Eran las seis de la tarde y corría por las calles heladas con los puños prietos en los sobacos, pero no era el hambre ni el frío que lo apuraban. Le cortó el paso cuando el otro salía del Palacio de la Cultura con su cartera y su álbum de campeones de boxeo, y le dijo: ¿tú eres Miguel, el que hace de Demonio en la función de la Parroquia? Sí, qué pasa. Ven, y sacó la navaja pero no la abrió, lo acorraló en lo más oscuro de la calle Larrad y le dio un rodillazo en los huevos. Cuando lo tuvo en el suelo le pateó los riñones y las costillas dejándole casi sin respiración, que no pudiera gritar. ¿Eres tú el que anda por ahí diciendo que la madre de Luis hace pajas en el Roxy?, pues toma. Sentado sobre su pecho, le golpeó cuidadosamente los ojos con los nudillos, toma y toma: cegato no podría hacer de Luzbel. Sin malicia, Hermana: sólo quería dejarlo inútil por un tiempo, no tenía nada personal contra el chico y por eso inventó vengar a la madre de un amigo. ¿No sabes que la madre es sagrada, chaval? Toma y toma.
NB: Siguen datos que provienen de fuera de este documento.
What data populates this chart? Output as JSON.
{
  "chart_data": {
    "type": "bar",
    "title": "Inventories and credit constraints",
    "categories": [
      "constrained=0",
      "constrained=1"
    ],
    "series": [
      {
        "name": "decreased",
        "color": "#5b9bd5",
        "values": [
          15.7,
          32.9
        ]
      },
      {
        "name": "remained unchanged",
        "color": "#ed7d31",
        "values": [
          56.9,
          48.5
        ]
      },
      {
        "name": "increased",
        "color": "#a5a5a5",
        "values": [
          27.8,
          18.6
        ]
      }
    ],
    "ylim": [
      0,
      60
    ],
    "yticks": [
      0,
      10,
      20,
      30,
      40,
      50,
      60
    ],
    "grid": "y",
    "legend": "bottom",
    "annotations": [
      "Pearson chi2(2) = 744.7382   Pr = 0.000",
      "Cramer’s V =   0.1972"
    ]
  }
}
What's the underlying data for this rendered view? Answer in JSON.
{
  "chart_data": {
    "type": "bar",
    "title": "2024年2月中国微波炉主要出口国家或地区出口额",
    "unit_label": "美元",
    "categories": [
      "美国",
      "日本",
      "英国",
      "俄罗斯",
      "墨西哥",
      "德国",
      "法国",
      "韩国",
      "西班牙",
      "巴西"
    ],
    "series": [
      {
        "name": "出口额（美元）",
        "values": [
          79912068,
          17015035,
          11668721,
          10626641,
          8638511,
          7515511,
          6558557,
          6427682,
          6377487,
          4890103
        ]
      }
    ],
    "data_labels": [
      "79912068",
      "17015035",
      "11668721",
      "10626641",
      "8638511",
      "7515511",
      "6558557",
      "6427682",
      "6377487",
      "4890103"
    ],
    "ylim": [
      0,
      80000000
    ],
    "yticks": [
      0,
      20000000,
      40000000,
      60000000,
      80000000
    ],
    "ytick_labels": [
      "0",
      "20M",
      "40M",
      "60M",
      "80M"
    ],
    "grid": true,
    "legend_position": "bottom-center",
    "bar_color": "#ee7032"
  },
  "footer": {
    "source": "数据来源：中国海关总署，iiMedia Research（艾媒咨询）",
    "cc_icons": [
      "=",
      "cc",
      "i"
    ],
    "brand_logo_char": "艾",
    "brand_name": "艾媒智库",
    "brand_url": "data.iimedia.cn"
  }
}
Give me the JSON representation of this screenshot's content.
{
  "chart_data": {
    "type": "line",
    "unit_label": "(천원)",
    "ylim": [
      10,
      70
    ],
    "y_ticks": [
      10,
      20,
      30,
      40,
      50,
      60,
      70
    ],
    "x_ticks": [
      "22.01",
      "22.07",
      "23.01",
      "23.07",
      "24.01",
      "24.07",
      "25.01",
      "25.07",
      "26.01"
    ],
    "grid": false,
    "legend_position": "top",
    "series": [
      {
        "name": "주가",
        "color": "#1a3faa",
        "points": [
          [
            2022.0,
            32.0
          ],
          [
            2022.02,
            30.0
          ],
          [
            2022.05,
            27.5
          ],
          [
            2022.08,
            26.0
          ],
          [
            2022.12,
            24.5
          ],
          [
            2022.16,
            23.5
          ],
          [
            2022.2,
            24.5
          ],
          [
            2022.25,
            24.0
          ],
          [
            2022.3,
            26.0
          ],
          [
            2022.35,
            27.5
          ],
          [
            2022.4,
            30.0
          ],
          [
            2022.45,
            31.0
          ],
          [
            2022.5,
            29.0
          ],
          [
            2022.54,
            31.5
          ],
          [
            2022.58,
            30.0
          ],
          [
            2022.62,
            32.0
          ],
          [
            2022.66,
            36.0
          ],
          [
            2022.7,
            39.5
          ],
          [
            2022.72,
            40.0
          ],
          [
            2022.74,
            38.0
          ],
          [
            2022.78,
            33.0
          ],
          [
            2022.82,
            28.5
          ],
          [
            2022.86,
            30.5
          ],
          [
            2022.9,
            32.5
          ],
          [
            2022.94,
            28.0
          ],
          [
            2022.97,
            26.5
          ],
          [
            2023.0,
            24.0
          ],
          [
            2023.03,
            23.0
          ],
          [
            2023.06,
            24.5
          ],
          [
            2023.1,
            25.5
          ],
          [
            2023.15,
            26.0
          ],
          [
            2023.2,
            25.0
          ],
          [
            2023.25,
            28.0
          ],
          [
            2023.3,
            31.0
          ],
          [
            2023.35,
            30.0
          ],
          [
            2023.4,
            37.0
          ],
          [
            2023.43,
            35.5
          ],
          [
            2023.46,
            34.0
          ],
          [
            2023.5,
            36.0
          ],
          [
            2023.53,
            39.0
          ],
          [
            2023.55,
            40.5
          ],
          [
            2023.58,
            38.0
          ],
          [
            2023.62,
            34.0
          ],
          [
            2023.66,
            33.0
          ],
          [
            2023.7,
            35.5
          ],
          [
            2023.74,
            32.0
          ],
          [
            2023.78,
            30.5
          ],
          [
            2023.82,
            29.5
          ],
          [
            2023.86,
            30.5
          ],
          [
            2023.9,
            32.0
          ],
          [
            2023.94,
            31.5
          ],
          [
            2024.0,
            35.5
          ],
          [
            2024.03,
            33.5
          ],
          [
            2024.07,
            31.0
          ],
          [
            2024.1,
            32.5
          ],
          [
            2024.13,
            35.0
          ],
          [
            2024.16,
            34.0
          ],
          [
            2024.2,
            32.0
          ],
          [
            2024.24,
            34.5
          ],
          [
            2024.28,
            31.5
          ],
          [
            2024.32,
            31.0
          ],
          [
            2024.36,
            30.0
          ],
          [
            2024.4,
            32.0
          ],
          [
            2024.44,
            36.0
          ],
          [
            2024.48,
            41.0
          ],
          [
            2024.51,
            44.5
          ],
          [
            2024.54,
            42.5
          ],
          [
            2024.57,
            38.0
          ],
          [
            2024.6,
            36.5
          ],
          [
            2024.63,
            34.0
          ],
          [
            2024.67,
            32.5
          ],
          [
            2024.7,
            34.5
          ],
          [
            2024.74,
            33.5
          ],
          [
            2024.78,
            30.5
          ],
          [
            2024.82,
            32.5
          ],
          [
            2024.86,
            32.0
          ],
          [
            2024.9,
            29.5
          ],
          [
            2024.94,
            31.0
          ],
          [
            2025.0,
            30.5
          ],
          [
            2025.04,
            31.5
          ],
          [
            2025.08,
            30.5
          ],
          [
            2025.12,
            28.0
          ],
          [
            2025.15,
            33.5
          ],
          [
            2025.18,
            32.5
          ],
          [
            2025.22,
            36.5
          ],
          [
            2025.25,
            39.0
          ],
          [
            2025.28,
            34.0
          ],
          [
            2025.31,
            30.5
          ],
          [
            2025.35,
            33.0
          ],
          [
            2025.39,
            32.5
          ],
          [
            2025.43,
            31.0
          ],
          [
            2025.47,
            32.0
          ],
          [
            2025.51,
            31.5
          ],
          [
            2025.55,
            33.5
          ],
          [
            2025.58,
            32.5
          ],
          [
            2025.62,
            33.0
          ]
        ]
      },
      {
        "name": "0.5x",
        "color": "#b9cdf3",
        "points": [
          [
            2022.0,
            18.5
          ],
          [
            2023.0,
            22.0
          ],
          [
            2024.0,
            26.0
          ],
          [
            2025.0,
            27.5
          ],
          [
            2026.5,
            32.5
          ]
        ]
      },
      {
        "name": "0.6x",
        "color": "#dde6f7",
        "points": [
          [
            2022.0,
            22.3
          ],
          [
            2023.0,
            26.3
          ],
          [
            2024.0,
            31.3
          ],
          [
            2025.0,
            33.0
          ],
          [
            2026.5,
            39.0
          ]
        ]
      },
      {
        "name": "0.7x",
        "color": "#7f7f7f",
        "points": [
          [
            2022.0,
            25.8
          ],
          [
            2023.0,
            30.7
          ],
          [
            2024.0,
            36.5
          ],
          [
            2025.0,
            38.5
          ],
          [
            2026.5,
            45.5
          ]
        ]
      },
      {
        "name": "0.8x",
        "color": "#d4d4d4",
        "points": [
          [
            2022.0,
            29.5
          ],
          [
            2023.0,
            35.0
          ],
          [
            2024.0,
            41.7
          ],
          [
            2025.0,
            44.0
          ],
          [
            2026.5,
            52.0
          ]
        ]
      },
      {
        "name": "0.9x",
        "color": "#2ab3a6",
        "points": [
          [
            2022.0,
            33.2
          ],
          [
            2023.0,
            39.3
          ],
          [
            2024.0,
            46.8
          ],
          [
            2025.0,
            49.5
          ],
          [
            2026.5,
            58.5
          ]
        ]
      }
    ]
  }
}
Reflexionó, se quedó mirando atentamente aquellos ojos hinchados, las cejas partidas, la cara tumefacta, temiendo la posibilidad de que se recuperase en unos días. Así que decidió asegurarse: le tenía de bruces en la hierba, lloriqueando junto al álbum abierto y los cromos repes sin pegar, esparcidos en torno suyo, y primero se los recogió uno por uno y los guardó en el álbum, y el álbum en la cartera, que dejó al alcance de su mano; ya le he dicho que no tenía nada personal contra el pobre chico. Luego le estiró el brazo en tierra, puso el pie sobre el codo y pisó fuerte al tiempo que lo doblaba hacia arriba, un tirón, se oyó el crac: esta vez sí gritó, pero dice que tardó un poco, Java ya había soltado el brazo y al soltarlo cayó doblándose al revés, como si fuera de trapo. Escapó corriendo calle abajo, por la acera de las farolas ciegas, hacía mucho frío, una noche de perros.